Someone Else’s Dream
Reading Anders Nilsen’s Dogs and Water is like being immersed in someone else’s dream. The lack of boxes, and consequent fluidity of the gutters, makes the work feel very fragile, as if the world presented could melt or change at any instant–as, indeed, it frequently does. The breaks–the black pages, the lighter blue sequences of him adrift on the ocean, or of dreams-within-dreams, the blue backgrounded pages in which the protagonist floats in an abstract space–all serve to reinforce the ephemeral nature of the narrative. At one point, the narrative is even directly referred to as a dream; after the protagonist is choked, and is drifting through space, he says, “aww… you ruined my dream… what? whatayou mean, get up? I can’t get up” (Nilsen, 74).

Like a dream, the narrative is very abstract, and as such, I found it very difficult to pin down a particular meaning to the images. The book was very beautiful, engaging, and moving, but all in a very subconcious way. In this sense, Dogs and Water is a prime example of the value of the image in a graphic novel–the power of an image, regardless of words, to connect directly to the subconscious, to what Dr. F. W. Seward in McSweeney’s calls “the roots of life”–but I didn’t come out of the book feeling like I had fully ‘gotten it’ (McSweeney’s, 52). One of the things that makes dreams and the subconscious so powerful is that they are deeply personal; as someone remarked once in class, it’s generally very boring to hear other people recount their dreams, because they are so specific to an individual. Dogs and Water is, in a way, Anders Nilsen’s dream–and so, for the first time in this class, I immediately looked for some ‘author’s commentary’ on the work.
I found his words, unsurprisingly, very illuminating:
“During the time after I started [Dogs and Water] and before I finished it the war in Iraq started, so that started to percolate a little bit. The original strip I started with was more about just being an artist and figuring out how to make it through the world and how to hold on to what a sort of ridiculous idea that is, but to hold on to it and persevere. When I started [the book] it was a symbol of leaving school and being in the middle of nowhere but having this notion of childhood that I’m still carrying along with me. I’m using a childhood notion to navigate the world. I’m hanging on to this idea that I’m an artist, even though it’s not an adult thing to do… We constantly imagine that there is a purpose or a higher meaning, a plan for all of us. It’s the thing that gets us out on the road, doing stuff, feeling like what we do matters. But I don’t actually believe that there’s something there, but it’s important to have that sort of motivation.” – Anders Nilsen, from the website Read Yourself RAW (http://www.readyourselfraw.com/profiles/nilsen/profile_nilsen.htm)

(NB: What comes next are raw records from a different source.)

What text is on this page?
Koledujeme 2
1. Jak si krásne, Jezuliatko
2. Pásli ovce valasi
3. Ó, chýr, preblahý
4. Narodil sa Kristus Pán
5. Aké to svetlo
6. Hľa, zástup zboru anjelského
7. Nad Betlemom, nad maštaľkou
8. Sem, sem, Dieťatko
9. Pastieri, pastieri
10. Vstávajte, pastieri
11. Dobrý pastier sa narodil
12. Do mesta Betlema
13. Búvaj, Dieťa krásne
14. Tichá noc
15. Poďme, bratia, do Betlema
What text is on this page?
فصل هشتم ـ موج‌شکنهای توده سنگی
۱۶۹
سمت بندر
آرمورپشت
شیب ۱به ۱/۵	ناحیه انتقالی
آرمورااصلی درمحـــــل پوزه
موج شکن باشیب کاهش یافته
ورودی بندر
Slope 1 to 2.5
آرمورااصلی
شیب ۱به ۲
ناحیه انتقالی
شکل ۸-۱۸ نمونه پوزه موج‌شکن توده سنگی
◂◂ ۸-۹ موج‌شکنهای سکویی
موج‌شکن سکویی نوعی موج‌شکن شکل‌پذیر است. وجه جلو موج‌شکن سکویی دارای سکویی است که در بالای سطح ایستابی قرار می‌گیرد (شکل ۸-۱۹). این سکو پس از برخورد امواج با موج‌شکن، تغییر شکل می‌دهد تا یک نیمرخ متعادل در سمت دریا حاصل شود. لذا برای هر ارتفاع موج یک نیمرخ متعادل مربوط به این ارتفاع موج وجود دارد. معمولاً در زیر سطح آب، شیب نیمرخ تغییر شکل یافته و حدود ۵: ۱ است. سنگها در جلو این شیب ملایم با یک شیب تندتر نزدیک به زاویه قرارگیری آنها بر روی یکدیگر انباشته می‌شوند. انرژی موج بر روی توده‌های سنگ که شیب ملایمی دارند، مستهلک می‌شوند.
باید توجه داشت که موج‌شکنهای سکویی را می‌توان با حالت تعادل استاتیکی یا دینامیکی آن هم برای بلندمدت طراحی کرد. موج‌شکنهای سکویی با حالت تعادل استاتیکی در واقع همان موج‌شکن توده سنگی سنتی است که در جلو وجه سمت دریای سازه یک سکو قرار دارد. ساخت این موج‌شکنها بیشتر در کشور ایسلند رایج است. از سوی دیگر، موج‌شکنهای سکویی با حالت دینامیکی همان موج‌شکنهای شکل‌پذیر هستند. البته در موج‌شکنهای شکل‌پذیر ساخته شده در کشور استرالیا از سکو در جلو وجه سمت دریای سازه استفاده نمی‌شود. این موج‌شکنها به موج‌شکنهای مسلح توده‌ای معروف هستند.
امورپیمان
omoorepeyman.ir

Knowing the context of the work–the Iraq War, and his leaving school and setting off into the world–makes Nilsen’s personal dream-world much more sensible. His comments are, fortunately, not specific enough to limit interpretation, but they gave me a way to access a lot of the images. For example, I can now see a lot of meanings in the teddy bear he carries on his back that I didn’t fully appreciate before: innocence (from war), the “childhood notion” of being an artist, a ‘motivator’ (a presence that keeps him going, keeps him feeling like his journey has meaning), etc. I came to see him giving up the teddy bear, in a way, as coming to terms the conflicts he carried with him–’growing up,’ finding his own meaning and drive, acknowledging his own lack of innocence (which would certainly explain the vomiting).
Even though this is a highly personal work, whether a reader’s interpretations are ‘correct’ (in the sense that they conform to Nilsen’s understandings) is not really relevant. The very power of an image, in a way, lies in its lack of specificity, its openness to viewer interpretation. Nevertheless, I think that approaching a work like Dogs and Water through Nilsen’s lens can be illuminating–and with a work as beautiful as this, I would hate to miss one of its subtle profundities.